Все утро я ломал голову над загадочным сном, а потом вдруг разверзлись очи, и я понял!
Успокоение – там, где покойно. А покойно мне было только в раннем детстве, когда бывал с матушкой вдали от темных и тесных кремлевских переходов, на приволье Александровской слободы. Там еще батюшкой поставлен легкий и веселый летний дворец, а близ него три чудесных храма, где так умилительно возносилась детская невинная душа во время служб и молебствий. Там, там, в Слободе обрету я утраченный рай!
Вот как обустроился мой тихий остров меж бурных вод – то последнее виталище, о коем тосковал пророк Иеремия: «Кто даст мне в пустыне виталище последнее, и оставлю люди моя, и отъиду от них, понеже все любодействуют, соборище преступников».

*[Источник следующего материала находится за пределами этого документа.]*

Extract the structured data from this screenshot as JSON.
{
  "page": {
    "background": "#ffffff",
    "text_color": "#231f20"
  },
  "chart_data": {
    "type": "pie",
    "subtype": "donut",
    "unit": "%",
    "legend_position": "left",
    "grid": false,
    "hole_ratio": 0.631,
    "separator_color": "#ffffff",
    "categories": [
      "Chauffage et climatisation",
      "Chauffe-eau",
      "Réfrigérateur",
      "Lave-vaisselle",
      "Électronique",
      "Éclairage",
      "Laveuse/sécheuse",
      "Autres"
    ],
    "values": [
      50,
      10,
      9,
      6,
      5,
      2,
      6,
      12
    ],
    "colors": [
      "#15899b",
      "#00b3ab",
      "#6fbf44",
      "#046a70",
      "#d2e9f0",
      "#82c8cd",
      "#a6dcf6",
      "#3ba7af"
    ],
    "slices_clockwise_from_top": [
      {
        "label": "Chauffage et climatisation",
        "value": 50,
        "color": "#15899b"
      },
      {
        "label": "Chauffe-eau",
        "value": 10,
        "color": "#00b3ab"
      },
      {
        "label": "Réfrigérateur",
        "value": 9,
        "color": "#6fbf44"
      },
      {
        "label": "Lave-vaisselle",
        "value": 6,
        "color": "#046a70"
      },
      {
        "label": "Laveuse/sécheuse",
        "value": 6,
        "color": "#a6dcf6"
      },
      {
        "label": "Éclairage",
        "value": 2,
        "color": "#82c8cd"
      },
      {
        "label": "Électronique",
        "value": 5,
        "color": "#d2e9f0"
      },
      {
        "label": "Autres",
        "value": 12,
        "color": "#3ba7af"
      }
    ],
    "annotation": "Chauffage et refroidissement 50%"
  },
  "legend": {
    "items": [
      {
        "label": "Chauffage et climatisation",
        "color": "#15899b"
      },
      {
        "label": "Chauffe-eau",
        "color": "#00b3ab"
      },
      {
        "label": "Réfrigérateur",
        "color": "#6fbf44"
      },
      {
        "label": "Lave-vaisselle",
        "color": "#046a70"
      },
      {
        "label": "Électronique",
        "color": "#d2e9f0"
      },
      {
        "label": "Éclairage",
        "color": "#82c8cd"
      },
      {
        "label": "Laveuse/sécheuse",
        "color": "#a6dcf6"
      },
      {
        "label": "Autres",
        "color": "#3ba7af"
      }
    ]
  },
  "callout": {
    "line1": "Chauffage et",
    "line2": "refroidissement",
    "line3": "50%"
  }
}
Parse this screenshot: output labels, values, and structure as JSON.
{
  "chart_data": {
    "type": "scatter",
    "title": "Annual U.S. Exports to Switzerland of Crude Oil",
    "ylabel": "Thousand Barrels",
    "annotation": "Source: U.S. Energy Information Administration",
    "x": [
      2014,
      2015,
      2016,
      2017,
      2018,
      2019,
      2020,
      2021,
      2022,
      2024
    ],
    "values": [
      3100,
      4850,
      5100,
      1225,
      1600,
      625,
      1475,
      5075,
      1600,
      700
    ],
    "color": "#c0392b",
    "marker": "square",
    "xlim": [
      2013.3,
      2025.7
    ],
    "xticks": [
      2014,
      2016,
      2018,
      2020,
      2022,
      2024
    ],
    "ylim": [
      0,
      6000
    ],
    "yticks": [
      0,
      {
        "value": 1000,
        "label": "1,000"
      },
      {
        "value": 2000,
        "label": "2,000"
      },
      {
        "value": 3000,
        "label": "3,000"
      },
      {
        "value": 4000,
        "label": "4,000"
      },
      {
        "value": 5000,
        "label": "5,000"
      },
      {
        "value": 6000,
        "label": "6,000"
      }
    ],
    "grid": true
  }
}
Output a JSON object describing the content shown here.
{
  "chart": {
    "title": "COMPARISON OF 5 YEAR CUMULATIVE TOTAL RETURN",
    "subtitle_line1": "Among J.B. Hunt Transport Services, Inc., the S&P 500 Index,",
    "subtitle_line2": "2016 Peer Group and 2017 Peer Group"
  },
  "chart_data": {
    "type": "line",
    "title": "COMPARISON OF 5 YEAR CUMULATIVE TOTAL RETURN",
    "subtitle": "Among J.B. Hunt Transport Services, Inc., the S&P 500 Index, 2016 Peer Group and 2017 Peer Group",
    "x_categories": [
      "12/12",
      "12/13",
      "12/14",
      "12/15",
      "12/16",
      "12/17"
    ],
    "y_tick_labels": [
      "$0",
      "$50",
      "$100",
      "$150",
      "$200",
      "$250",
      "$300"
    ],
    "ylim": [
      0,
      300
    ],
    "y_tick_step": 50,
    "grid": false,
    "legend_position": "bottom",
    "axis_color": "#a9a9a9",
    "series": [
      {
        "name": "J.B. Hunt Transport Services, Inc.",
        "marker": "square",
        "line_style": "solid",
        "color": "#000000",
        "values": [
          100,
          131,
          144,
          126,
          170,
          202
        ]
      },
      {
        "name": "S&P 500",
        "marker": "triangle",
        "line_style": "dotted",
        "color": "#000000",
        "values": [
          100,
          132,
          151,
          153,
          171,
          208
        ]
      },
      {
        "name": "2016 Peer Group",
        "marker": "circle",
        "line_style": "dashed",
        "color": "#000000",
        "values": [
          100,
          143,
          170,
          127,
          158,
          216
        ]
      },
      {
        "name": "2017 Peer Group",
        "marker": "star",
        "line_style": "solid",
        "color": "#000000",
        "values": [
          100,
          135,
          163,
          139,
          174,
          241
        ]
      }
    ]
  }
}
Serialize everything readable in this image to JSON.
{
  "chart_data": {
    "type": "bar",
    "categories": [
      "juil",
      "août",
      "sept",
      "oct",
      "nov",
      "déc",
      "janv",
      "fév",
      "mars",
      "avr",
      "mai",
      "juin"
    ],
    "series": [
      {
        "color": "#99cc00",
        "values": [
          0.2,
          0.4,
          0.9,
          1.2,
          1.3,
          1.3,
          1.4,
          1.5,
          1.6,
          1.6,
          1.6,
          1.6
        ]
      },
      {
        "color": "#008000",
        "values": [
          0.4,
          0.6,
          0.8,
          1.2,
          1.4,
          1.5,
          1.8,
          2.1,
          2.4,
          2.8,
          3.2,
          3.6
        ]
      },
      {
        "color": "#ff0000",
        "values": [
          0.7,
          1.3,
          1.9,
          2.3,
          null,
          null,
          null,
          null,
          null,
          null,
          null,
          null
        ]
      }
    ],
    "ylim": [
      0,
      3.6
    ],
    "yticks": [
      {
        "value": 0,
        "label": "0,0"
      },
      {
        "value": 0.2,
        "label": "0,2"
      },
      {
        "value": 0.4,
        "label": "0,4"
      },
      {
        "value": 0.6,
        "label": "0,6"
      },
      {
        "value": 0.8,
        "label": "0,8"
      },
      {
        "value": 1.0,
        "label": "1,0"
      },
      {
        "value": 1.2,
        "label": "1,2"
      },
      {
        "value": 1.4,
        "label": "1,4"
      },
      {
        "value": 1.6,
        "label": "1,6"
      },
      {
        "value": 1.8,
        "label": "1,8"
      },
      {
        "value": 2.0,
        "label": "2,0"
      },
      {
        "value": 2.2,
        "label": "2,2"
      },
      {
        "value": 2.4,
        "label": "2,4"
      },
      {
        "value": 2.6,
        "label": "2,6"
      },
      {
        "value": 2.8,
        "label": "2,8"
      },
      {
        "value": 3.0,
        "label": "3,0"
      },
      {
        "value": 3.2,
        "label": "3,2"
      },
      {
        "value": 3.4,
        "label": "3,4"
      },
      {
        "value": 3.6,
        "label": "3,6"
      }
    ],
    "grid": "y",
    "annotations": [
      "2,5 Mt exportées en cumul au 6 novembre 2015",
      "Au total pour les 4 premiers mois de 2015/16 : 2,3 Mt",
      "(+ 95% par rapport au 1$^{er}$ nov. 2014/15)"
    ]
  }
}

В нетерпении велел я поскорей окружить Слободу стенами. Триста мужиков работали день и ночь. Ради скорости клали не сплошной камень, а ставили деревянные срубы, засыпали землей, а камнем обложили только снаружи, в один слой. Со стороны поглядеть – грозно, а что внутри прах, о том никто не ведает. Мужиков всех потопили в прудах, чтоб не болтали, и за то окаянство молил я у Господа прощения три слезные ночи, а на четвертую был прощен, ибо не зверства для, не глупой прихотью сгубил триста душ, а ради государственной пользы. Пусть враги страшатся моей твердыни. Все равно истинная ее крепость не в стенах, а в Божием благословении.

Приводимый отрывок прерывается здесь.